Pbs' Broadcast Of `Tales' Brings Some Indignant Calls

"This would qualify for the Playboy Channel. Gay bias, nude beaches, bare breasts. This does not belong on public TV. I will not give you any more money."

That was one of the calls KCTS-TV (Channel 9) received this week in response to "Tales of the City," the fictional snapshot of lives in 1976 San Francisco that aired Monday, Tuesday and Wednesday nights.

For PBS, broadcasting the dramatization of Armistead Maupin's columns for the San Francisco Chronicle was something of a watershed. The program, which started at 9 p.m., showed bare breasts and buns, had strong language and dealt explicitly - and humorously - with marijuana and sexual preferences.

If some of that sounds familiar, harken back to the fall premiere of ABC's "NYPD Blue." The outrage over that show has subsided. KOMO-TV (Channel 4) reports that "NYPD Blue," at 10 p.m. Tuesdays, now gets as many supporting phone calls as negative ones.

Airing adult content like "Tales of the City" in prime time, for three consecutive nights, was new for Channel 9. Other programs - for example, "Tongues Untied" and "In the Life," dealing with gay lifestyles - have been broadcast late at night.

"It's got a `flag' " warning of the potentially unsuitable content, said Sheila Sundberg, KCTS national promotion coordinator. "And after 8 o'clock we like to assume that at least the parents are there or the children are in bed by that time."

Ironically, calls to Channel 9 were running 209-68 in favor of the station's decision to run "Tales." But that might have been because computer-message chatter in town warned there was a backlash, prompting people to call Channel 9 in support of the show who otherwise might not bother, Sundberg said.

And in the ratings, "Tales" doubled what KCTS-TV normally draws in prime time. Monday and Tuesday nights the show got a 6.1 rating and 10 share, beating "Star Trek: The Next Generation" on KCPQ-TV (Channel 13). Wednesday night, "Tales of the City" got a 5.0 rating and 8 share.

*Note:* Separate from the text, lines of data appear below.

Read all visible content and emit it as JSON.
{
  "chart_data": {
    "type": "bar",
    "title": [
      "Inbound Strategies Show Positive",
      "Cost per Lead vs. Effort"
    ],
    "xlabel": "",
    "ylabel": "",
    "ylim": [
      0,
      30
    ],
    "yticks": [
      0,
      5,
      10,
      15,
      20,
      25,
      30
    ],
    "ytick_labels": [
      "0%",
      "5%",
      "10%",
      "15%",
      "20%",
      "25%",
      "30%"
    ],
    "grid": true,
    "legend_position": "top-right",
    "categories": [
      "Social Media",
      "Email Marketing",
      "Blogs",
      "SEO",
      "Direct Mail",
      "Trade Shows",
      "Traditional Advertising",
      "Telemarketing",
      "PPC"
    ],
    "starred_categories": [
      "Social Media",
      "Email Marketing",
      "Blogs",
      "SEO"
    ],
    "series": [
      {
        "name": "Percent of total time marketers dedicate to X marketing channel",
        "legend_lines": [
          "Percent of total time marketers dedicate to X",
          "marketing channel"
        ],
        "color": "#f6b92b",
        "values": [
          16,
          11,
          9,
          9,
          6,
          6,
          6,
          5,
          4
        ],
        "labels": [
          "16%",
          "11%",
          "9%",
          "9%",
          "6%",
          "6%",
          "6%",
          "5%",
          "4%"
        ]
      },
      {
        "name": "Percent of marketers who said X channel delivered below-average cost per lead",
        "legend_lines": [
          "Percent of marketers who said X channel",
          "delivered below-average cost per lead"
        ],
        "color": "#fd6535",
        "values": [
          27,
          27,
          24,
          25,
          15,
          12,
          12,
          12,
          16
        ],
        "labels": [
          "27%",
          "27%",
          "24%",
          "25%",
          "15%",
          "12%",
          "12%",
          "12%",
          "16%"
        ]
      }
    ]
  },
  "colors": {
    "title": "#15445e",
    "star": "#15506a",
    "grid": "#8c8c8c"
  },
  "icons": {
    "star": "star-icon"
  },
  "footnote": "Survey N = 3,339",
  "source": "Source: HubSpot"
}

Tuesday night, "NYPD Blue" drew a 16.0 rating and 28 share. --

KPLZ-FM (101.5) was to drop Top 40 today in favor of a "hot adult-contemporary" format in hopes of improving its ratings, which have been plunging. It got a 2.6 share in the fall Arbitron ratings, said program director Casey Keating.

Keating said the station let go disc jockeys Mark Allan and Greg Thunder. They will be replaced by former KRWM-FM (106.9) DJ Randy Lundquist and weekend DJ Wendy Christopher.

The station will focus on female listeners, 18 to 40, by playing The Spin Doctors, Mariah Carey and Duran Duran and not Snoop Doggy Dogg, Tupac Shakur or Pearl Jam.

Call it "Star 101.5" --

Monolithic news-talk radio stations KIRO-AM-FM finally have a new news-and-programming director after six months of searching.

Tom Clendening, who has been program director for WTAE-AM in Pittsburgh since 1987, joins KIRO radio on Jan. 31, said general manager Joe Abel.

Before Pittsburgh, Clendening was news director at news-talk WBAL-AM in Baltimore.

He will fill a reorganized vacancy created early last year when Andy Ludlum, then vice president for news on the radio stations and on KIRO-TV, left in the turmoil surrounding a radical transformation of the TV station's newscasts. Ludlum is now program director for news-talk KING-AM (1090).

KIRO-AM (710) has led the pack when it comes to news-talk ratings, but KIRO-FM (100.7), which has focused on syndicated talk and niche programs, has been having a hard time finding an audience. --

Beginning next week, KIRO-FM personality and Seattle Times real-estate columnist Tom Kelly hosts a new call-in show, "Real Estate Today," from 8 to 9 a.m. every Sunday.

Kelly also is a guest on Tuesdays, from 11 a.m. to noon, on Gary Christianson's "Money Advice" program. --

Tele-Communications Inc. (TCI), the metro area's biggest cable company, has donated nearly 100 TV sets to schools in metropolitan Seattle.

Fifty sets were presented this week to the Seattle Public Schools, and about half of them are to be used in the Health and Nutrition Education Project, according to TCI.

Another 50 sets have been donated to various schools in King County.

The 25-inch televisions were used in November at the international media center for the Asia Pacific Economic Cooperation summit.